Dubai



Tekst en beeld – Monique van Gaal
Artikel uit: Nordic Magazine

Dubai

Dubai voor een prikkie

Het wordt steeds populairder: een stopover van een dag of twee in Dubai, op de route naar Azië of andere verre oorden. Dubai staat echter bekend als een dure stad, waar al dat blinkt de klok slaat. Is het eigenlijk wel leuk om erheen te gaan zonder uitpuilende portemonnee?

Het is midden in de nacht, een uurtje of twee in de ochtend, wanneer wij op Dubai airport landen, en zelfs op dit onmogelijke tijdstip worden we overvallen door de enorme hitte. Op wat het koelste moment van de dag moet heten, is het nog altijd 37 graden Celsius. Dat belooft wat voor de komende twee dagen die we hebben gereserveerd om Dubai te verkennen.

Station Burj Khalifa/Dubai Mall

Wanneer wij rond het middaguur richting metrostation Emirates lopen, is het kwik alweer gestegen naar 43 graden! ‘Stoffig’ – zo luidt de weersverwachting – is het ook, de gebouwen om ons heen gaan schuil achter een dikke waas. De lucht is zo verzadigd, dat ademen een geheel nieuwe dimensie krijgt.

De metro is hét aangewezen vervoersmiddel voor reizigers met een klein budget: voor slechts 22 Dirham (ongeveer € 5,-) koop je een dagticket. Het duurt niet lang of het treinstel komt er al aan. De glazen deuren op het perron openen tegelijk met de deuren van de metro, zodat men niet pardoes op het spoor kan vallen. Daar is over nagedacht! Zal dat ook gelden voor de veiligheid van deze computergestuurde metrostellen, waar geen machinist aan te pas komt? Wij nemen de rode lijn die rechtstreeks naar de belangrijkste bezienswaardigheid van Dubai rijdt: de Burj Khalifa. Op het station Burj Khalifa/Dubai Mall stappen we uit en door de ellenlange gekoelde (zeg maar gerust: ijskoude) walkways lopen we naar het grootste winkelcentrum ter wereld, de Dubai Mall. Jawel, de mall is inderdaad enorm, en kitscherig, en duur… we houden het hier al gauw voor gezien. Wel staan we even stil bij The Waterfall, een kunstwerk dat zo hoog is, dat het vanaf alle verdiepingen van het winkelcentrum te bewonderen is.

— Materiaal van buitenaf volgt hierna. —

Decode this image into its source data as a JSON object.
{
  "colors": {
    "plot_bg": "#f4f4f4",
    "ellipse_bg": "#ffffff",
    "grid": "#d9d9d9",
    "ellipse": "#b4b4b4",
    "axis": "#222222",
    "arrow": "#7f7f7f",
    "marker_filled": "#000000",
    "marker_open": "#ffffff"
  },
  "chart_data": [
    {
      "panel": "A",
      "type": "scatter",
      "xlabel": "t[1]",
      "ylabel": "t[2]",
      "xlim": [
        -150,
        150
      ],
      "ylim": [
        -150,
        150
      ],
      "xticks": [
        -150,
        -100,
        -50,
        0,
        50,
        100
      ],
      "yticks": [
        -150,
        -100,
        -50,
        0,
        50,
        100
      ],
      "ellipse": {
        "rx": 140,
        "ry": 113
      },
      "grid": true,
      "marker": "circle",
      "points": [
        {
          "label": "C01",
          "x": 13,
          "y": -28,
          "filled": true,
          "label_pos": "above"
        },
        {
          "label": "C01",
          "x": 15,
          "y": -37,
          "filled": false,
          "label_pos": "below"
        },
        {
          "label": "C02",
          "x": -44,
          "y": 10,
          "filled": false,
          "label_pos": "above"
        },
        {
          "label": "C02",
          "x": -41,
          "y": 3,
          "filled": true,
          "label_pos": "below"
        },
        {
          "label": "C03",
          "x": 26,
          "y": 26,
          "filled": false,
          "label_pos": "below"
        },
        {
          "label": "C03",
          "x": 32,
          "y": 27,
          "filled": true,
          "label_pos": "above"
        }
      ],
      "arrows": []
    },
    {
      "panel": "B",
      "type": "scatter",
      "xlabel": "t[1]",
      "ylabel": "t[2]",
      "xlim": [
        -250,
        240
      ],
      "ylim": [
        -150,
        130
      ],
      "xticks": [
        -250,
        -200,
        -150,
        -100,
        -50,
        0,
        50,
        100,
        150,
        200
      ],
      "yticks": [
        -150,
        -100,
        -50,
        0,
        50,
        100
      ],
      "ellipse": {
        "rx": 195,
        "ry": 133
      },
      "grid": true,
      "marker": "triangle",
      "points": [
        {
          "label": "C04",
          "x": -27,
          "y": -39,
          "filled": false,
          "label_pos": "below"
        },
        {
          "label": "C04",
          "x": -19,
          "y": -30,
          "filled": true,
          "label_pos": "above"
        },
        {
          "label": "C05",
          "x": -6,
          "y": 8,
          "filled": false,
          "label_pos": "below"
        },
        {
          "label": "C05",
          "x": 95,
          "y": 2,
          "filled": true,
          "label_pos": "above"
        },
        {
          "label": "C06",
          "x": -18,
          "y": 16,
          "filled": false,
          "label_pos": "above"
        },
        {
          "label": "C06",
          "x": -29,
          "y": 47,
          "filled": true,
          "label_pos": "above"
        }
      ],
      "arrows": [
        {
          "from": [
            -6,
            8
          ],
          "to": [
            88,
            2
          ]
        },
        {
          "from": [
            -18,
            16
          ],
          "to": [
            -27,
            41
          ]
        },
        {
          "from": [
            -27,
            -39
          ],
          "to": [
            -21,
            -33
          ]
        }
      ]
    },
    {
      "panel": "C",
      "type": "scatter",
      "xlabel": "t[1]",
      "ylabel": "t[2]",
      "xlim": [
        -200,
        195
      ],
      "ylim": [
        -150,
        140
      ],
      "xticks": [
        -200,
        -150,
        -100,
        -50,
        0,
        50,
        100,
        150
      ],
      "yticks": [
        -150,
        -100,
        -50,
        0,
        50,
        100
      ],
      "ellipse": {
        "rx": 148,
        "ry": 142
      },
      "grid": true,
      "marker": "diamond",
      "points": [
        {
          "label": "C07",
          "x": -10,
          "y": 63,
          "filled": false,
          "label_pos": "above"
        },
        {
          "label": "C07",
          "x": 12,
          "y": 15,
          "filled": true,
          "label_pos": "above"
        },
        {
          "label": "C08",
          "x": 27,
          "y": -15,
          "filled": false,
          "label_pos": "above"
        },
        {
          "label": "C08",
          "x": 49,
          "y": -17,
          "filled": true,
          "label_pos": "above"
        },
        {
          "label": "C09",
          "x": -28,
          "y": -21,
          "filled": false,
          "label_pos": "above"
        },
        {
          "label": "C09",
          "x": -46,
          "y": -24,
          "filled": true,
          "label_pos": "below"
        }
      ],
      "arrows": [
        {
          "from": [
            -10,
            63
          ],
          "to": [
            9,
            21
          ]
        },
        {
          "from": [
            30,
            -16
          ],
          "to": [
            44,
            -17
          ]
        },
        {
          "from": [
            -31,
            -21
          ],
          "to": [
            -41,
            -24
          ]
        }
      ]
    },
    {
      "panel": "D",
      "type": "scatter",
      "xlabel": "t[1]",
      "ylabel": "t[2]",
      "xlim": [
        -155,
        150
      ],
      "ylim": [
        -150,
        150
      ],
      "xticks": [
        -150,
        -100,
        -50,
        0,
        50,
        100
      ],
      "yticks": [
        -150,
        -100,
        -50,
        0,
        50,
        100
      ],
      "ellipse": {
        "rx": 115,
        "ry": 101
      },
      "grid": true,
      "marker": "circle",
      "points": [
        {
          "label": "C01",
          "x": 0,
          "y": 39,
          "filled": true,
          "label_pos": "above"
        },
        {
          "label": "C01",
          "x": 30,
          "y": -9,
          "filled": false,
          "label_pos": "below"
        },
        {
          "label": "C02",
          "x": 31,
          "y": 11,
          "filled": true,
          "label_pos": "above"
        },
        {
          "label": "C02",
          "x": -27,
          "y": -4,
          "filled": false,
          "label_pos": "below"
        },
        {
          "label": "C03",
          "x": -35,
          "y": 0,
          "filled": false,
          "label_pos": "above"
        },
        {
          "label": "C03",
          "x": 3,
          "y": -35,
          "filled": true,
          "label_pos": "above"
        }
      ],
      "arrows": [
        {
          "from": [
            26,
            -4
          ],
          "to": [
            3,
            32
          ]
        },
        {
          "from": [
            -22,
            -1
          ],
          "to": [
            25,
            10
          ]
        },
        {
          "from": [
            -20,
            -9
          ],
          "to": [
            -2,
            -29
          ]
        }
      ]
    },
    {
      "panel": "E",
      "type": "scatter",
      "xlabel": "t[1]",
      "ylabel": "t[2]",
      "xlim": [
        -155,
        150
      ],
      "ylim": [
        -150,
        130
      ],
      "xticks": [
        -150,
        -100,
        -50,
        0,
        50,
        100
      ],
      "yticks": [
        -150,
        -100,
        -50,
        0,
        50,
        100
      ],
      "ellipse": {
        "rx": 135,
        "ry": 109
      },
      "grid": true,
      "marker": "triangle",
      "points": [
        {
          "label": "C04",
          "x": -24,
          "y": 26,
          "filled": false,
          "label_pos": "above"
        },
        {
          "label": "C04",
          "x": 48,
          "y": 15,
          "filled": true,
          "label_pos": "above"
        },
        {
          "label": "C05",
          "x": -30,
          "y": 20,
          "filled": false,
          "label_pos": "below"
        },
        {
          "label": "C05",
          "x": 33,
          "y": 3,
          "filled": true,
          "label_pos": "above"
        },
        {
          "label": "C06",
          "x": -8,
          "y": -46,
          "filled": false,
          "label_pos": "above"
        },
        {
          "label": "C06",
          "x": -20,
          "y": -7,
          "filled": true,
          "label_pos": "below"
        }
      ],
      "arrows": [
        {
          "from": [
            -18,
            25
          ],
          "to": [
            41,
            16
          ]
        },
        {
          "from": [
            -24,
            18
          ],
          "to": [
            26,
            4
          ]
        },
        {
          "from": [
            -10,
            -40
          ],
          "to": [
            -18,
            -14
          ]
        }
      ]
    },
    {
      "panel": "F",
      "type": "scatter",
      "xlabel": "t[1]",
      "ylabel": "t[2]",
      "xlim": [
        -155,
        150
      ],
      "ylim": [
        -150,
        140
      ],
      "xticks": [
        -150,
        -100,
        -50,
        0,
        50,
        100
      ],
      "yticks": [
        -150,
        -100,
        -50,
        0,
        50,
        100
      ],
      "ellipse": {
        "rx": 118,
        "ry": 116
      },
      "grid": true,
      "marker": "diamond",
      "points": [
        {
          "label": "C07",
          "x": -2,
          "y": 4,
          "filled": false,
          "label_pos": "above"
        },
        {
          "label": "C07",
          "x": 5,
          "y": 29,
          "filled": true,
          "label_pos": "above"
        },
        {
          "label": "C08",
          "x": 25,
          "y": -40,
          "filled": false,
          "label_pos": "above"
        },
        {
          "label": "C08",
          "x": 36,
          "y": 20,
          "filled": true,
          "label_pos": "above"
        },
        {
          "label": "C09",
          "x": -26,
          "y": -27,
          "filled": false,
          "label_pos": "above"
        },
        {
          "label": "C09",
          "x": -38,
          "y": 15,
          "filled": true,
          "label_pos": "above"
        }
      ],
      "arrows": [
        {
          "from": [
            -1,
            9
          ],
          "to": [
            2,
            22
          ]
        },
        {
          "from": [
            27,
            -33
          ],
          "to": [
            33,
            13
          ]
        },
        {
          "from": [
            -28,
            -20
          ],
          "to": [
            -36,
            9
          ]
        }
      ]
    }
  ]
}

Ook hier is over nagedacht: het water klettert langs de van fiberglas gemaakte duikers zonder ook maar één afdwalend spettertje te veroorzaken.

Daar staan we dan, voor de ingang van het in 2010 geopende hoogste gebouw ter wereld, de 828 meter hoge Burj Khalifa. Tijdens de bouw heette het nog de Burj Dubai. De toren werd echter op het allerlaatste moment (en we hebben het hier over enkele uurtjes!) herdoopt tot de Burj Khalifa, vernoemd naar de emir van Abu Dhabi, als dank voor de zakken geld die Dubai van hem ontving tijdens de financiële crisis. De Burj has it all: ’s werelds hoogste nachtclub, ’s wereld hoogste moskee, een van ’s werelds snelste liften, en is gelegen naast ’s werelds grootste fontein. Maar wij zullen de At the Top Experience niet mee gaan maken: een ticket naar het observatiedek op de 124e verdieping blijkt maar liefst 500 Dirham te kosten, oftewel € 125,- per persoon. We besluiten het bezoek af te blazen… Zo veel geld voor zo weinig zicht, in geen 500 jaar!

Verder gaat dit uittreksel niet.